Les projets de compensation de carbone se seraient-ils trompés d’adresse ? Contrairement à ce qui était communément admis, les zones tropicales ne seraient pas les plus intéressantes à reboiser pour lutter contre le changement climatique. Il vaudrait mieux cibler certaines zones nordiques. Et encore, pas toujours...
Forêt de Sibérie, près de Novosibirsk. © Beggs CC by

Forêt de Sibérie, près de Novosibirsk. © Beggs CC by

Parmi les outils de la lutte contre le changement climatique prévus par le Protocole de Kyoto figurent les Mécanismes de Développement Propres. Cet outil consiste à compenser des émissions de CO2 par l'évitement d'émissions futures (amélioration de l'efficience énergétique, production d'énergie renouvelable) ou par le stockage d'une même quantité de dioxyde de carbone. Ce stockage peut notamment se faire par le reboisement. La photosynthèse est en effet une pompe à carbone atmosphérique qui stocke celui-ci sous forme de matière organique, en particulier de bois.

Mais lors du changement d'affectation des sols, c'est-à-dire du passage de parcelles cultivées à des parcelles forestières, un deuxième effet est à prendre en compte : la modification de l'albédo terrestre. Plus l'albédo est important, plus l'énergie parvenant au sol, et donc la chaleur, est renvoyée vers l'espace. Si l'énergie est conservée sur Terre, par exemple piégée par les gaz à effet de serre, la planète subit un réchauffement climatique.
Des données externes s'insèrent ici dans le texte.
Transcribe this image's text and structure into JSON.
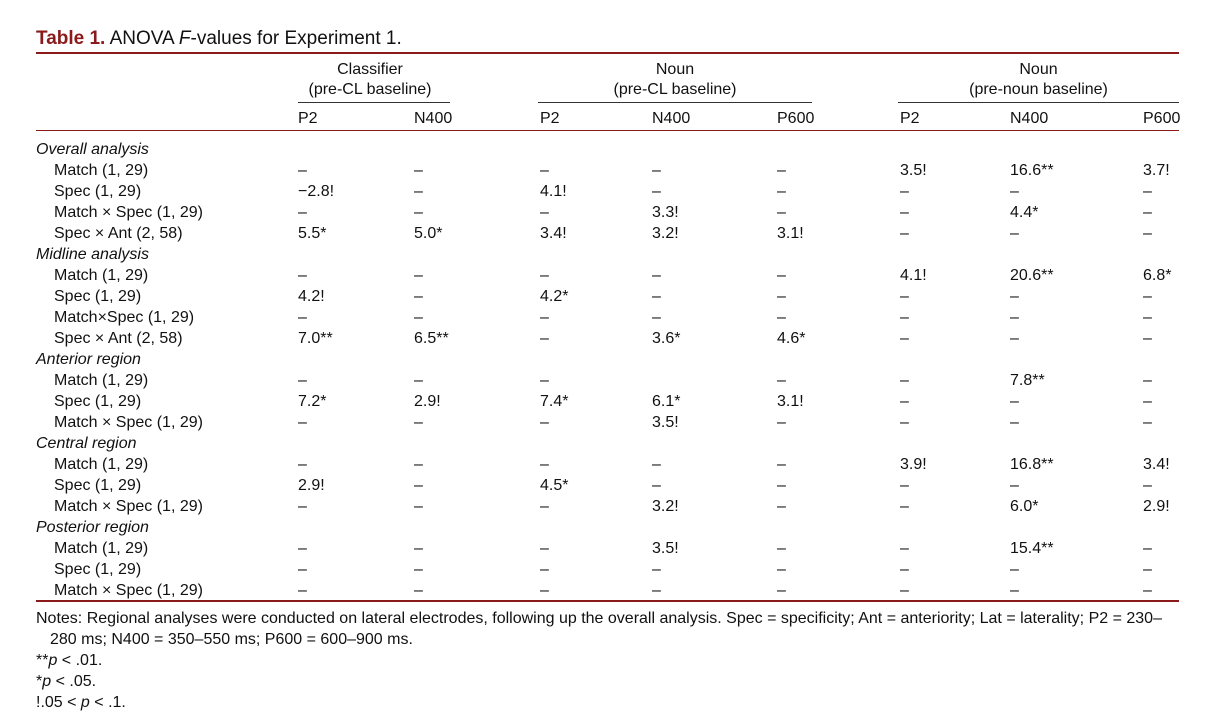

Or l'albédo d'une forêt est inférieur à celui de la plupart des cultures et encore plus particulièrement à celui de la neige.

L’attitude non fiable des latitudes

Par ailleurs, comme les plantes ont une croissance plus rapide aux basses latitudes grâce à l'ensoleillement et aux précipitations tropicales, il semblait logique que ces régions soient les plus aptes à accueillir les projets de boisements visant à stocker le CO2. Les conclusions des modèles climatiques étaient donc qu'aux basses latitudes, les forêts étaient plus efficaces pour contrer le réchauffement climatique.

A l'aide d'observations satellitaires à hautes résolutions (de 0,05 × 0,05° à 1 × 1°), l'équipe d'Alvaro Montenegro, de l'Université de St Francis Xavier, a réalisé le bilan climatique entre l'effet puits de carbone et l'effet albédo des forêts.

A leur grande surprise, les zones à boiser les plus efficaces pour lutter contre le réchauffement climatique se sont révélées être aux hautes latitudes. Plus précisément en Sibérie, en Europe et dans le centre du Canada. Mais les bilans présentent une très grande variabilité géographique. Suivant les lieux, il peut y avoir sous les mêmes latitudes des effets positifs et des effets négatifs. Il n'y a qu'entre les latitudes de 40° sud et de 60° nord que le reboisement se conclut toujours par un refroidissement.

Les chercheurs concluent donc que la latitude n'est pas un bon indicateur dans le choix des zones de reboisement, mais aussi qu'en ne considérant que l'effet puits de CO2, le Protocole de Kyoto a gravement surestimé le potentiel de refroidissement des forêts. Cette étude pourrait faciliter la tâche des gestionnaires qui tentent de lutter contre la déforestation des milieux tropicaux en utilisant l’argument de la compensation carbone, pour peu que les forêts concernées soient réellement bien situées. Les bilans sur l'effet climatique de ces forêts pourraient en effet étayer leurs dossiers.